C'est effectivement à l'Université, en première année de sciences politiques, qu'il a rencontré en Maria Teresa Mestre, une Cubaine dont les parents avaient fui le régime de Fidel Castro, l'amour de sa vie. Leur mariage a été célébré en 1981, tout juste neuf mois avant la naissance du premier de leurs cinq enfants, le prince héritier Guillaume. L'ancien étudiant est monté sur le trône du grand-duché le 7 octobre 2000, après l'abdication de son père, le grand-duc Jean.

Le professeur Dusan Sidjanski, fondateur du département des sciences politiques en 1969, se souvient bien de cet étudiant pas comme les autres et de sa future épouse. «En deuxième année, le grand-duc et Maria Teresa étaient toujours assis l'un à côté de l'autre, de préférence au premier rang», raconte-t-il. Le professeur, qui entretient depuis une relation amicale avec le couple, relève l'influence exercée sur le prince héritier d'alors par celle qui allait devenir la grande-duchesse de Luxembourg: «Au début, je l'ai trouvé distant, retranché derrière sa position royale. Peu à peu, grâce à Maria Teresa, sa personnalité s'est épanouie. Chaleureuse, son épouse a contribué à le rendre plus ouvert aux autres et à l'intéresser à des sujets comme l'intégration des pays en voie de développement.»

Deux facteurs ont incité les parents du prince héritier Henri à envoyer leur fils étudier à Genève. D'abord la formation universitaire dispensée par l'Institut des hautes études internationales qui correspondait le mieux à sa future fonction de chef d'Etat. Et puis l'aspect sécurité.

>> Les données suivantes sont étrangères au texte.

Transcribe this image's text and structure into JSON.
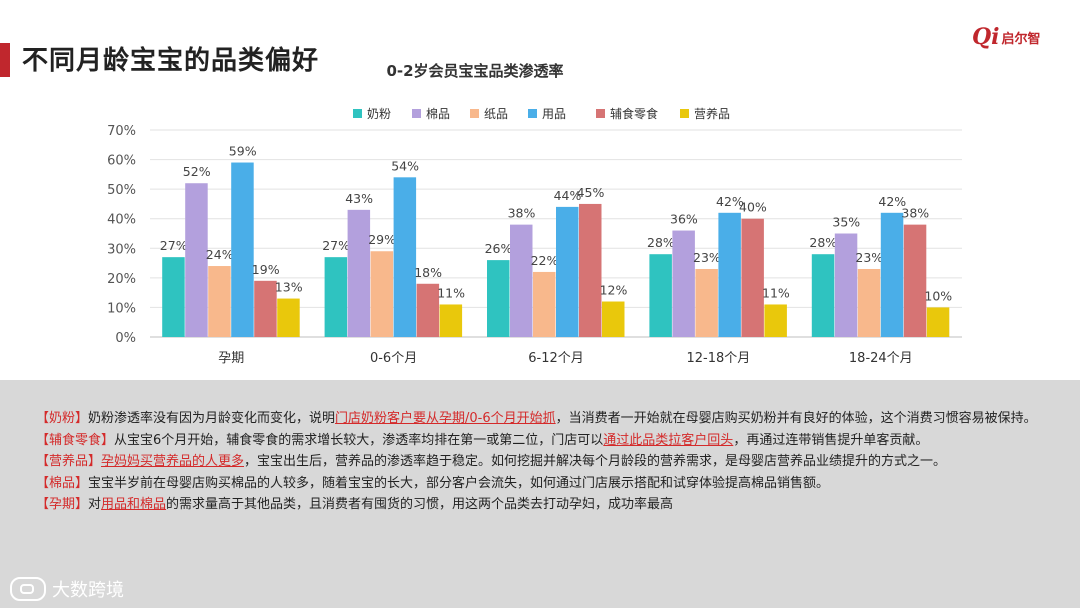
{
  "header": {
    "title": "不同月龄宝宝的品类偏好",
    "logo_text": "启尔智",
    "logo_mark": "Qi"
  },
  "colors": {
    "accent": "#c0272d",
    "series": [
      "#2fc3c0",
      "#b3a0dd",
      "#f8b88c",
      "#4aaee8",
      "#d67474",
      "#e9c80c"
    ]
  },
  "chart_data": {
    "type": "bar",
    "title": "0-2岁会员宝宝品类渗透率",
    "categories": [
      "孕期",
      "0-6个月",
      "6-12个月",
      "12-18个月",
      "18-24个月"
    ],
    "series": [
      {
        "name": "奶粉",
        "values": [
          27,
          27,
          26,
          28,
          28
        ]
      },
      {
        "name": "棉品",
        "values": [
          52,
          43,
          38,
          36,
          35
        ]
      },
      {
        "name": "纸品",
        "values": [
          24,
          29,
          22,
          23,
          23
        ]
      },
      {
        "name": "用品",
        "values": [
          59,
          54,
          44,
          42,
          42
        ]
      },
      {
        "name": "辅食零食",
        "values": [
          19,
          18,
          45,
          40,
          38
        ]
      },
      {
        "name": "营养品",
        "values": [
          13,
          11,
          12,
          11,
          10
        ]
      }
    ],
    "ylim": [
      0,
      70
    ],
    "yticks": [
      "0%",
      "10%",
      "20%",
      "30%",
      "40%",
      "50%",
      "60%",
      "70%"
    ],
    "value_suffix": "%",
    "legend_position": "top",
    "grid": true
  },
  "notes": [
    {
      "tag": "【奶粉】",
      "parts": [
        {
          "t": "奶粉渗透率没有因为月龄变化而变化，说明",
          "h": false
        },
        {
          "t": "门店奶粉客户要从孕期/0-6个月开始抓",
          "h": true
        },
        {
          "t": "，当消费者一开始就在母婴店购买奶粉并有良好的体验，这个消费习惯容易被保持。",
          "h": false
        }
      ]
    },
    {
      "tag": "【辅食零食】",
      "parts": [
        {
          "t": "从宝宝6个月开始，辅食零食的需求增长较大，渗透率均排在第一或第二位，门店可以",
          "h": false
        },
        {
          "t": "通过此品类拉客户回头",
          "h": true
        },
        {
          "t": "，再通过连带销售提升单客贡献。",
          "h": false
        }
      ]
    },
    {
      "tag": "【营养品】",
      "parts": [
        {
          "t": "孕妈妈买营养品的人更多",
          "h": true
        },
        {
          "t": "，宝宝出生后，营养品的渗透率趋于稳定。如何挖掘并解决每个月龄段的营养需求，是母婴店营养品业绩提升的方式之一。",
          "h": false
        }
      ]
    },
    {
      "tag": "【棉品】",
      "parts": [
        {
          "t": "宝宝半岁前在母婴店购买棉品的人较多，随着宝宝的长大，部分客户会流失，如何通过门店展示搭配和试穿体验提高棉品销售额。",
          "h": false
        }
      ]
    },
    {
      "tag": "【孕期】",
      "parts": [
        {
          "t": "对",
          "h": false
        },
        {
          "t": "用品和棉品",
          "h": true
        },
        {
          "t": "的需求量高于其他品类，且消费者有囤货的习惯，用这两个品类去打动孕妇，成功率最高",
          "h": false
        }
      ]
    }
  ],
  "footer": {
    "brand": "大数跨境"
  }
}
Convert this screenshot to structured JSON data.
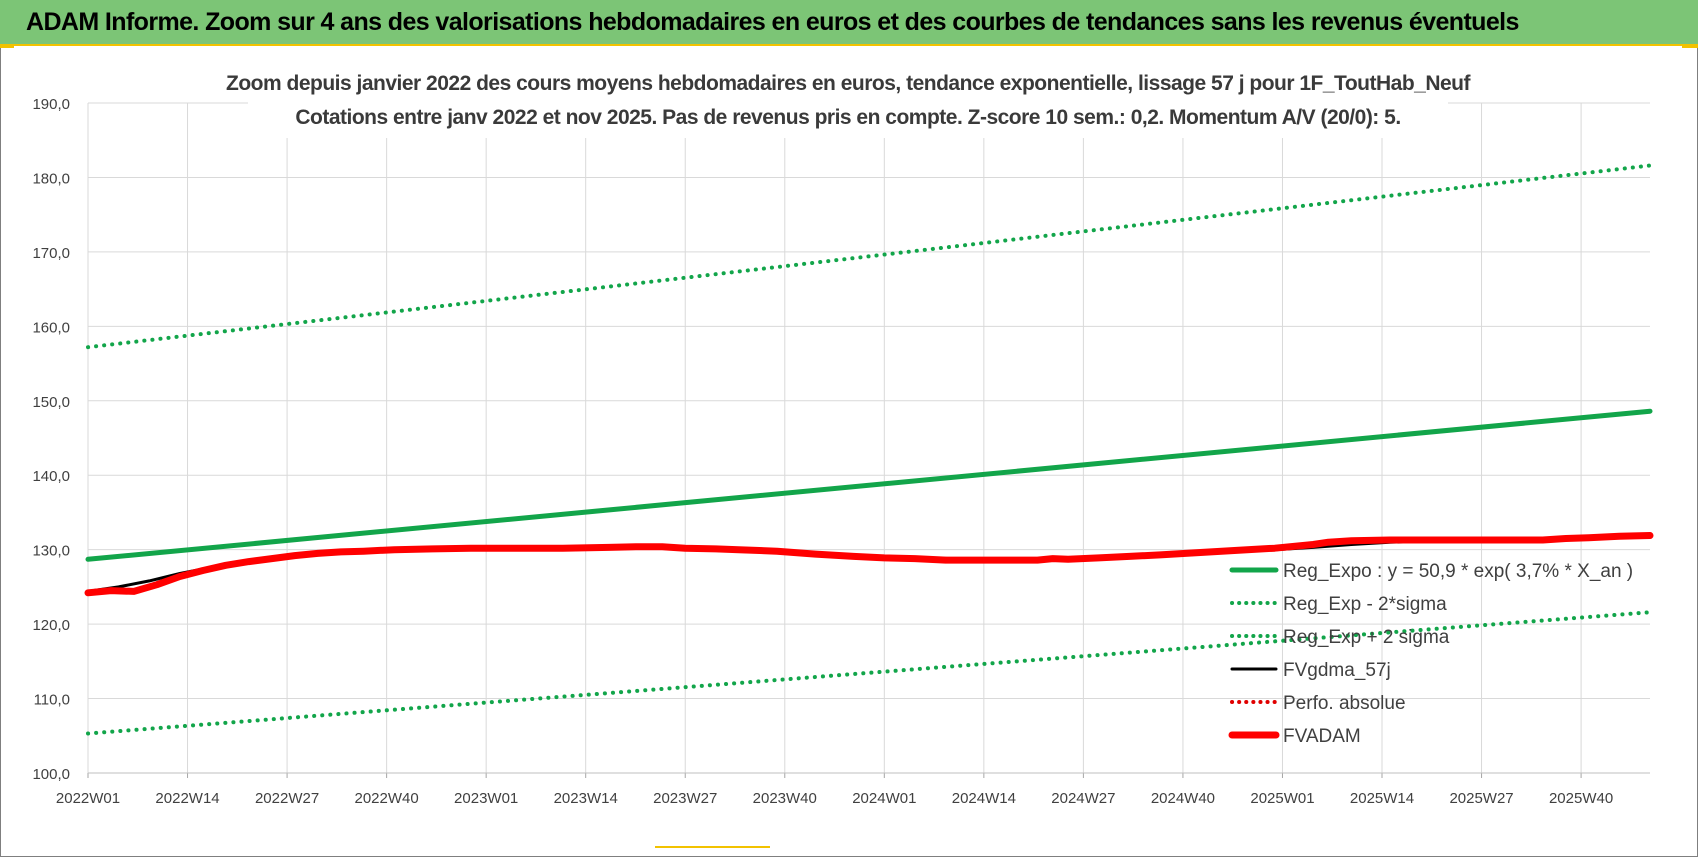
{
  "banner": {
    "title": "ADAM Informe. Zoom sur 4 ans des valorisations hebdomadaires en euros et des courbes de tendances sans les revenus éventuels"
  },
  "colors": {
    "banner_bg": "#7cc576",
    "accent_yellow": "#f2c200",
    "trend_green": "#12a54a",
    "band_green": "#12a54a",
    "fvgdma_black": "#000000",
    "perfo_red": "#e00000",
    "fvadam_red": "#ff0000",
    "grid": "#d9d9d9",
    "axis_text": "#404040"
  },
  "chart_data": {
    "type": "line",
    "title": "Zoom depuis janvier 2022 des cours moyens hebdomadaires en euros, tendance exponentielle, lissage 57 j pour 1F_ToutHab_Neuf",
    "subtitle": "Cotations entre janv 2022 et nov 2025. Pas de revenus pris en compte. Z-score 10 sem.: 0,2. Momentum A/V (20/0): 5.",
    "x_tick_labels": [
      "2022W01",
      "2022W14",
      "2022W27",
      "2022W40",
      "2023W01",
      "2023W14",
      "2023W27",
      "2023W40",
      "2024W01",
      "2024W14",
      "2024W27",
      "2024W40",
      "2025W01",
      "2025W14",
      "2025W27",
      "2025W40"
    ],
    "x_range_weeks": [
      0,
      204
    ],
    "ylim": [
      100,
      190
    ],
    "y_tick_labels": [
      "100,0",
      "110,0",
      "120,0",
      "130,0",
      "140,0",
      "150,0",
      "160,0",
      "170,0",
      "180,0",
      "190,0"
    ],
    "grid": true,
    "legend_position": "bottom-right",
    "series": [
      {
        "name": "Reg_Expo : y = 50,9 * exp( 3,7% *  X_an )",
        "style": "solid-thick",
        "color": "#12a54a",
        "x": [
          0,
          204
        ],
        "y": [
          128.7,
          148.6
        ]
      },
      {
        "name": "Reg_Exp - 2*sigma",
        "style": "dotted",
        "color": "#12a54a",
        "x": [
          0,
          204
        ],
        "y": [
          105.3,
          121.6
        ]
      },
      {
        "name": "Reg_Exp + 2 sigma",
        "style": "dotted",
        "color": "#12a54a",
        "x": [
          0,
          204
        ],
        "y": [
          157.2,
          181.6
        ]
      },
      {
        "name": "FVgdma_57j",
        "style": "solid",
        "color": "#000000",
        "x": [
          0,
          4,
          8,
          12,
          16,
          20,
          25,
          30,
          35,
          40,
          45,
          50,
          56,
          62,
          70,
          78,
          85,
          90,
          95,
          100,
          105,
          110,
          115,
          120,
          125,
          130,
          135,
          140,
          145,
          150,
          155,
          160,
          165,
          170,
          175,
          180,
          185,
          190,
          195,
          200,
          204
        ],
        "y": [
          124.4,
          125.0,
          125.8,
          126.8,
          127.6,
          128.1,
          128.8,
          129.3,
          129.7,
          129.9,
          130.1,
          130.2,
          130.2,
          130.2,
          130.3,
          130.4,
          130.1,
          129.8,
          129.4,
          129.2,
          129.0,
          128.9,
          128.7,
          128.7,
          128.7,
          128.8,
          129.0,
          129.2,
          129.5,
          129.7,
          130.0,
          130.3,
          130.7,
          131.0,
          131.1,
          131.2,
          131.3,
          131.4,
          131.6,
          131.8,
          131.9
        ]
      },
      {
        "name": "Perfo. absolue",
        "style": "dotted",
        "color": "#e00000",
        "x": [],
        "y": []
      },
      {
        "name": "FVADAM",
        "style": "solid-thick",
        "color": "#ff0000",
        "x": [
          0,
          3,
          6,
          9,
          12,
          15,
          18,
          21,
          24,
          27,
          30,
          33,
          36,
          40,
          45,
          50,
          56,
          62,
          68,
          72,
          75,
          78,
          82,
          85,
          90,
          95,
          100,
          104,
          108,
          112,
          116,
          120,
          124,
          126,
          128,
          132,
          136,
          140,
          145,
          150,
          155,
          160,
          162,
          165,
          170,
          175,
          180,
          185,
          190,
          193,
          196,
          200,
          204
        ],
        "y": [
          124.2,
          124.5,
          124.4,
          125.3,
          126.4,
          127.2,
          127.9,
          128.4,
          128.8,
          129.2,
          129.5,
          129.7,
          129.8,
          130.0,
          130.1,
          130.2,
          130.2,
          130.2,
          130.3,
          130.4,
          130.4,
          130.2,
          130.1,
          130.0,
          129.8,
          129.4,
          129.1,
          128.9,
          128.8,
          128.6,
          128.6,
          128.6,
          128.6,
          128.8,
          128.7,
          128.9,
          129.1,
          129.3,
          129.6,
          129.9,
          130.2,
          130.7,
          131.0,
          131.2,
          131.3,
          131.3,
          131.3,
          131.3,
          131.3,
          131.5,
          131.6,
          131.8,
          131.9
        ]
      }
    ]
  }
}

Les quelques membres de familles couronnées qui vivent à Genève jouissent d'une certaine tranquillité. Ce qui ne serait pas forcément le cas dans d'autres pays. De surcroît, à la fin des années 70, l'Europe vivait encore dans la psychose provoquée par des groupuscules d'extrême gauche qui planifiaient assassinats et enlèvements.

Même s'il n'y a pas eu de mesures importantes prises pour assurer la sécurité du prince héritier lorsqu'il suivait ses études, l'Université a tenté dès le début, à la demande du grand-duché, de cacher la véritable identité du futur souverain. Le grand-duc était inscrit sous un nom d'emprunt. «C'est très vite devenu un secret de polichinelle, se souvient le professeur Dusan Sidjanski, au bout de quelques semaines tous les étudiants savaient qui il était.»

Besogneux, «en dépit quelques difficultés en économie politique», confie le professeur genevois, le grand-duc Henri a intégré l'IUHEI après deux années de sciences politiques. Ancienne camarade de promotion, Isabelle Vidon se souvient «d'un jeune homme réservé, d'un étudiant comme un autre dont le cercle d'amis était proche de son épouse». A l'époque, Maria Teresa Metres avait poursuivi ses études en sciences politiques. «Leurs fréquentations étaient surtout des Latino-Américains», rapporte Dusan Sidjanski.

«Des amis que nous avons continué à voir», raconte le Grand-Duc. «Parmi eux, il n'y avait pas tellement de Suisses, car ils restaient entre eux et ne fréquentaient pas facilement les étrangers. Je ne sais pas si cela a changé. Mais à l'époque je trouvais ça dommage.»